In an April 9 editorial, the Oregonian strongly criticizes two recent bills that would gut protections for Oregon’s state forestlands.  These misguided proposals come at a critical time for our state forests, and the editorial shined a light on a long-standing dispute about these unique natural resources, which are supposed to be managed for the benefit of all Oregonians.

The dispute boils down to this – current law prohibits the state from turning our public forests into industrial clearcuts.  The Oregon Department of Forestry must manage our state forests to obtain the “Greatest Permanent Value,” which includes a full range of social, economic and environmental benefits – the triple bottom line.  The State is required to balance multiple uses to ensure protections for wildlife habitat, water quality, and recreation.  Even with these protections on the books, logging on or state forests is still unsustainable, which is why Crag has worked for years to enforce federal laws like the Clean Water Act on our state forest lands.

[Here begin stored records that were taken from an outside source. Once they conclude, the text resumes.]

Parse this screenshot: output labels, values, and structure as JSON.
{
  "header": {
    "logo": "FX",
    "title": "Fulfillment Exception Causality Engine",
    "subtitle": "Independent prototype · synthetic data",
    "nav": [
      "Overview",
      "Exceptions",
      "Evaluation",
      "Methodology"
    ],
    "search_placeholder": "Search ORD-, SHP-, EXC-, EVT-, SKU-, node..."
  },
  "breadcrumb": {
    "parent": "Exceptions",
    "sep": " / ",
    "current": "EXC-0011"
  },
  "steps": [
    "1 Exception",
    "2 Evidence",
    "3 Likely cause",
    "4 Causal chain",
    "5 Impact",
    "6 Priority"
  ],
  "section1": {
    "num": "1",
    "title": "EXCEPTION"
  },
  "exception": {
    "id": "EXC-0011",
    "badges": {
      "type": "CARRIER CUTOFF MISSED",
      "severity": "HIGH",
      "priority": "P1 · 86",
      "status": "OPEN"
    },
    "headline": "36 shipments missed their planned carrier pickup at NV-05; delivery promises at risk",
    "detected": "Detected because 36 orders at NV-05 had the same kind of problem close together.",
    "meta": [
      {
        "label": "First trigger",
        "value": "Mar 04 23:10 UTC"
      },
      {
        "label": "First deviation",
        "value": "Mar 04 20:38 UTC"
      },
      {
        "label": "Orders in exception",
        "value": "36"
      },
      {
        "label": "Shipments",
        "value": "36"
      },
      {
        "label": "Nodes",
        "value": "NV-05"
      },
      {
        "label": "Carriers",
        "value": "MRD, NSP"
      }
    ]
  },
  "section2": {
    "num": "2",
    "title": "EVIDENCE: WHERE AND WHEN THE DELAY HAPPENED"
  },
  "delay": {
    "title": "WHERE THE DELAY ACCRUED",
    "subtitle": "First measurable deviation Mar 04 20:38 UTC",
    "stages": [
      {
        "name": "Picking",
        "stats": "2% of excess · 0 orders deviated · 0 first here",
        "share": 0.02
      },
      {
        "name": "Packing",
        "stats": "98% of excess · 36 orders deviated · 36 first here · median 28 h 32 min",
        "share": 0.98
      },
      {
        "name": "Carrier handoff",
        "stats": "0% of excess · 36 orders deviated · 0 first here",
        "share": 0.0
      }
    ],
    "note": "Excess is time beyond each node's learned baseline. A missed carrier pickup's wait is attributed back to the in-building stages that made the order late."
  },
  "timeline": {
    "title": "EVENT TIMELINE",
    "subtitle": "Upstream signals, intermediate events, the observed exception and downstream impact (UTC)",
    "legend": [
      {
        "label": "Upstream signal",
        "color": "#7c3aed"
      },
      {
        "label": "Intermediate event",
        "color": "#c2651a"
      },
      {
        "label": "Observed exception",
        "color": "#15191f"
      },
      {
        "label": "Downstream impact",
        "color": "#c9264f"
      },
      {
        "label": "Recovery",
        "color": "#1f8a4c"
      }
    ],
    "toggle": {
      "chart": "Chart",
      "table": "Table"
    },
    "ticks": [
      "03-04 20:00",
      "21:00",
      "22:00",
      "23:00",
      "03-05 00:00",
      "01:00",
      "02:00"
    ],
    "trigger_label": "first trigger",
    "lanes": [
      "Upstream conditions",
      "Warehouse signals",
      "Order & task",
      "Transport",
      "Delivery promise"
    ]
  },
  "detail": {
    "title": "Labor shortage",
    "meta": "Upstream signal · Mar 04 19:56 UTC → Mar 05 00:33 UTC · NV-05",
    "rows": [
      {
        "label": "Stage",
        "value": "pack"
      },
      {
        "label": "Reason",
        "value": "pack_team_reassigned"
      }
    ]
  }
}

As the Oregonian noted, the people of Oregon expect our state government to protect and steward these irreplaceable natural resources for future generations.  The timber industry and a few county governments, however, remain entrenched in their outdated views, wanting to clearcut most of it now for short-term economic gain.  The only problem, of course, is that our laws stand in their way.  The Greatest Permanent Value rule simply does not allow the state to turn our public forests into industrial tree farms dominated by clearcuts.

Maybe in the old days, the timber industry could just go down to Salem and rewrite the laws.  But times have changed.  The public won’t support such a blatant give away of our natural legacy.  Our kids – and their kids – deserve better.

The public gets it.  The Oregonian gets it.  Why can’t the timber industry and its politicians finally catch up with the times?  The future of the industry lies in collaboration, restoration and a more complete picture of long-term economic value.  These outdated bills are a last gasp attempt to return to the unsustainable practices of the past.